Military Benefits at Death for Spouse

JDARNELL

Thinks s/he gets paid by the post
Joined
Sep 12, 2002
Messages
1,178
Does anyone know what benefits your spouse gets if you pass away while on Active duty and the time line those benefits are good for? Does it make a difference if you have less than 20 yrs service or have at least 20 yrs of service and are retirement eligible but have not applied for retirement?

Tomcat98
 
Does anyone know what benefits your spouse gets if you pass away while on Active duty and the time line those benefits are good for? Does it make a difference if you have less than 20 yrs service or have at least 20 yrs of service and are retirement eligible but have not applied for retirement?
Tomcat98
You might want to keep a close hold on the answers until you determine whether you're worth more dead or alive.

One of the best benefits books I've read is Chris Michel's "Your Military Advantage". (He's the Military.com founder.) You may find a copy laying around a college campus office or library.

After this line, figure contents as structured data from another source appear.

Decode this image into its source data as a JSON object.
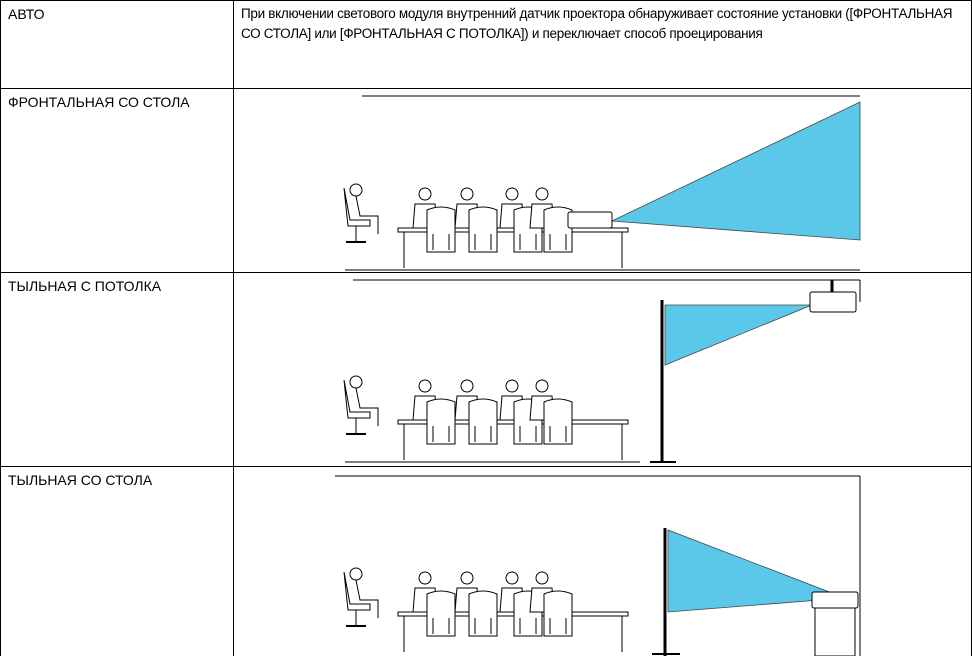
{
  "table": {
    "rows": [
      {
        "label": "АВТО",
        "description": "При включении светового модуля внутренний датчик проектора обнаруживает состояние установки ([ФРОНТАЛЬНАЯ СО СТОЛА] или [ФРОНТАЛЬНАЯ С ПОТОЛКА]) и переключает способ проецирования"
      },
      {
        "label": "ФРОНТАЛЬНАЯ СО СТОЛА"
      },
      {
        "label": "ТЫЛЬНАЯ С ПОТОЛКА"
      },
      {
        "label": "ТЫЛЬНАЯ СО СТОЛА"
      }
    ]
  }
}
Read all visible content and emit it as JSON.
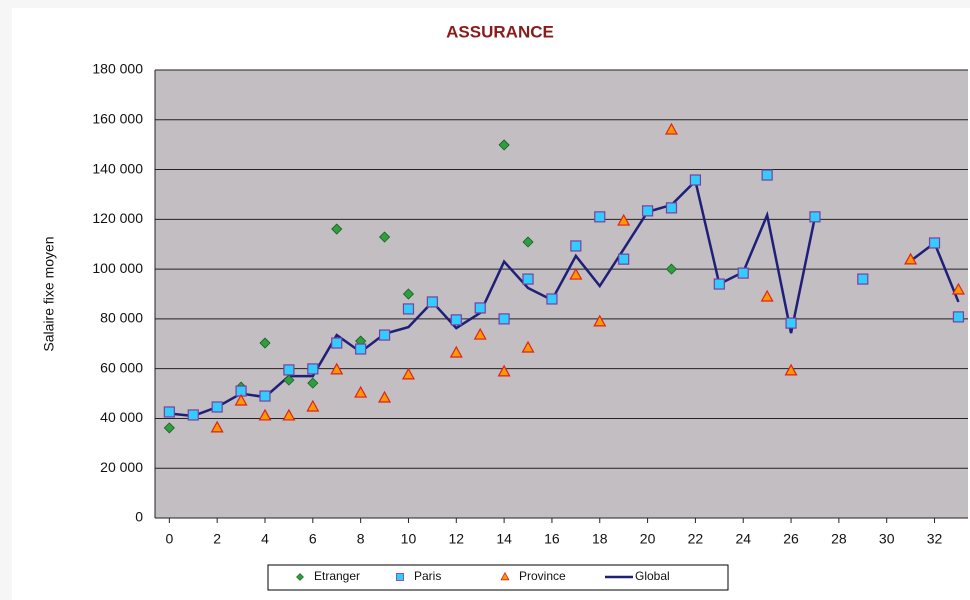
{
  "chart_data": {
    "type": "line",
    "title": "ASSURANCE",
    "y_label": "Salaire fixe moyen",
    "x": [
      0,
      1,
      2,
      3,
      4,
      5,
      6,
      7,
      8,
      9,
      10,
      11,
      12,
      13,
      14,
      15,
      16,
      17,
      18,
      19,
      20,
      21,
      22,
      23,
      24,
      25,
      26,
      27,
      28,
      29,
      30,
      31,
      32,
      33
    ],
    "xlim": [
      -0.6,
      33.4
    ],
    "xticks": [
      0,
      2,
      4,
      6,
      8,
      10,
      12,
      14,
      16,
      18,
      20,
      22,
      24,
      26,
      28,
      30,
      32
    ],
    "ylim": [
      0,
      180000
    ],
    "yticks": [
      {
        "value": 0,
        "label": "0"
      },
      {
        "value": 20000,
        "label": "20 000"
      },
      {
        "value": 40000,
        "label": "40 000"
      },
      {
        "value": 60000,
        "label": "60 000"
      },
      {
        "value": 80000,
        "label": "80 000"
      },
      {
        "value": 100000,
        "label": "100 000"
      },
      {
        "value": 120000,
        "label": "120 000"
      },
      {
        "value": 140000,
        "label": "140 000"
      },
      {
        "value": 160000,
        "label": "160 000"
      },
      {
        "value": 180000,
        "label": "180 000"
      }
    ],
    "grid": true,
    "legend": "bottom",
    "series": [
      {
        "name": "Etranger",
        "marker": "diamond",
        "color": "#2e9e3e",
        "values": [
          36200,
          null,
          null,
          52600,
          70300,
          55400,
          54200,
          116100,
          71100,
          112900,
          90000,
          null,
          null,
          null,
          149900,
          110900,
          null,
          null,
          null,
          null,
          null,
          100000,
          null,
          null,
          null,
          null,
          null,
          null,
          null,
          null,
          null,
          null,
          null,
          null
        ]
      },
      {
        "name": "Paris",
        "marker": "square",
        "color": "#33ccff",
        "values": [
          42600,
          41400,
          44600,
          51000,
          49000,
          59500,
          59900,
          70300,
          67900,
          73500,
          84000,
          86800,
          79600,
          84400,
          80000,
          96000,
          88000,
          109300,
          121000,
          104000,
          123400,
          124600,
          135800,
          94000,
          98400,
          137800,
          78300,
          121000,
          null,
          96000,
          null,
          null,
          110500,
          80800
        ]
      },
      {
        "name": "Province",
        "marker": "triangle",
        "color": "#ff9900",
        "values": [
          null,
          null,
          36200,
          47000,
          41000,
          41000,
          44600,
          59500,
          50200,
          48200,
          57500,
          null,
          66300,
          73500,
          58700,
          68300,
          null,
          97600,
          78800,
          119300,
          null,
          155900,
          null,
          null,
          null,
          88800,
          59100,
          null,
          null,
          null,
          null,
          103700,
          null,
          91600
        ]
      },
      {
        "name": "Global",
        "marker": "line",
        "color": "#1f1f7a",
        "values": [
          42000,
          41000,
          44600,
          50000,
          48600,
          57000,
          57000,
          73500,
          66700,
          74000,
          76700,
          86800,
          76300,
          82400,
          103000,
          92400,
          87600,
          105300,
          93200,
          108000,
          123000,
          125800,
          135400,
          94000,
          98800,
          121700,
          74300,
          121000,
          null,
          null,
          null,
          103300,
          110500,
          86800
        ]
      }
    ]
  }
}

You may not have to do anything since one of the differences is medical retirement. If you linger on the way out then (whether you have more or less than 20 years) the medical & personnel people will work like crazy to maximize your benefits by choosing the appropriate action. They'd rather leave you hooked up on "life support" for a few extra hours while they wrestle the paperwork than to have to read a NYT/WP exposé on DoD trying to save a few benefits bucks.

I understand your concern. In 1996 the Navy took a sailor to mast for having cocaine in his urine, but there was enough DNA left in the sample for him to prove (at his own expense) that it wasn't his urine. (Somehow his chain of command or the Navy Drug Lab broke the custody chain.) So whenever I was chosen during my last few years of active duty, I donated a backup sample that afternoon at a lab out in town. It worked out to about $50-$100/year, which at the time seemed like pretty cheap benefits insurance...
 
If your demise came fast like in an accident and you already had 20 yrs in but had not applied for retirement. So there is no survivor benefits, but I think your spouse gets like ~$1050 (dependency indemnity compensation) or so for life. Of course you have SGLI $400k so ~16K yr @ 4% SWR. Total of ~$28600 yr. If SPB @ 55% of retirement income was to be $27500 I think you are fine.